Penanganan Chatbots terhadap isu-isu sensitif seperti aborsi dan layanan kesehatan selama masa jabatan Presiden Trump digambarkan “mendapat kritik dari kelompok tertentu”. Laporan tersebut menyimpulkan bahwa keputusan untuk memilih Trump pada akhirnya bergantung pada nilai-nilai pribadi, prioritas, dan preferensi kebijakan.

Ini bukan pertama kalinya perangkat AI menunjukkan potensi bias politik. Awal bulan ini, Alexa dari Amazon dengan antusias mendukung kelayakan Harris untuk menduduki jabatan eksekutif, namun menolak menjawab pertanyaan tentang mengapa pemilih harus mendukung Trump. Amazon kemudian mengklaim perbedaan tersebut disebabkan oleh “kesalahan”, namun segera diperbaiki setelah membanjirnya kritik.

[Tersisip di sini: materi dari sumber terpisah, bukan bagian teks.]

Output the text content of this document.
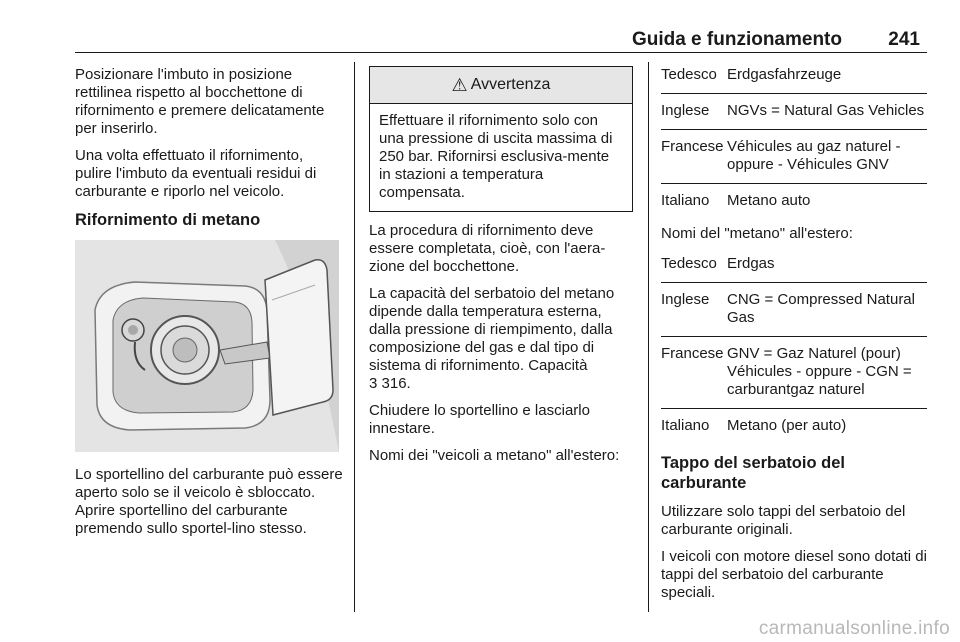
Guida e funzionamento 241

Posizionare l'imbuto in posizione rettilinea rispetto al bocchettone di rifornimento e premere delicatamente per inserirlo.

Una volta effettuato il rifornimento, pulire l'imbuto da eventuali residui di carburante e riporlo nel veicolo.

Rifornimento di metano

Lo sportellino del carburante può essere aperto solo se il veicolo è sbloccato. Aprire sportellino del carburante premendo sullo sportel‐lino stesso.

⚠ Avvertenza
Effettuare il rifornimento solo con una pressione di uscita massima di 250 bar. Rifornirsi esclusiva‐mente in stazioni a temperatura compensata.

La procedura di rifornimento deve essere completata, cioè, con l'aera‐zione del bocchettone.

La capacità del serbatoio del metano dipende dalla temperatura esterna, dalla pressione di riempimento, dalla composizione del gas e dal tipo di sistema di rifornimento. Capacità

3 316.

Chiudere lo sportellino e lasciarlo innestare.

Nomi dei "veicoli a metano" all'estero:

Tedesco Erdgasfahrzeuge
Inglese	NGVs = Natural Gas Vehicles
Francese Véhicules au gaz naturel - oppure - Véhicules GNV
Italiano	Metano auto

Nomi del "metano" all'estero:

Tedesco Erdgas
Inglese	CNG = Compressed Natural Gas
Francese GNV = Gaz Naturel (pour) Véhicules - oppure - CGN = carburantgaz naturel
Italiano	Metano (per auto)
Tappo del serbatoio del carburante

Utilizzare solo tappi del serbatoio del carburante originali.

I veicoli con motore diesel sono dotati di tappi del serbatoio del carburante speciali.

carmanualsonline.info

Anggota DPR James Comer (R-Ky.), ketua Komite Pengawas DPR, menyatakan keprihatinannya atas perbedaan tajam dalam tanggapan Mehta mengenai Trump dan Harris. Komite tersebut sebelumnya telah mengajukan pertanyaan tentang upaya Big Tech untuk mempengaruhi pemilu melalui kebijakan sensor yang dimasukkan ke dalam algoritmanya.

Juru bicara Meta menjelaskan bahwa jika Anda menanyakan pertanyaan yang sama berulang kali kepada asisten AI, Anda mungkin mendapatkan jawaban berbeda. Namun, posUpaya selanjutnya untuk melibatkan chatbot tersebut secara konsisten menghasilkan tanggapan yang memuji kandidat dari Partai Demokrat tersebut sekaligus menekankan kritik terhadap mantan presiden tersebut.

Juru bicara tersebut mengakui bahwa, seperti sistem AI generatif lainnya, meta AI dapat menghasilkan keluaran yang tidak akurat, tidak sesuai, atau berkualitas rendah. Dia meyakinkan bahwa perusahaan terus berupaya meningkatkan fitur-fitur ini berdasarkan masukan pengguna dan seiring berkembangnya teknologi.

Seperti yang dilaporkan Breitbart News sebelumnya, pada dasarnya semua platform AI utama menunjukkan kecenderungan ke kiri.

Penelitian dipublikasikan di jurnal akademik pro angsamenguji 24 LLM berbeda, termasuk chatbot populer seperti ChatGPT OpenAI dan Gemini Google, menggunakan 11 survei politik standar, seperti tes The Political Compass. Hasil penelitian menunjukkan bahwa rata-rata sikap politik semua model tidak netral, melainkan berhaluan kiri.

Hal ini tidak mengherankan bagi siapa pun yang telah mengikuti AI dengan cermat. Google Gemini, misalnya, menjadi liar saat diluncurkan dan menulis ulang sejarah menjadi fantasi sayap kiri yang kacau balau.

Untuk informasi lebih lanjut, pos new york Di Sini.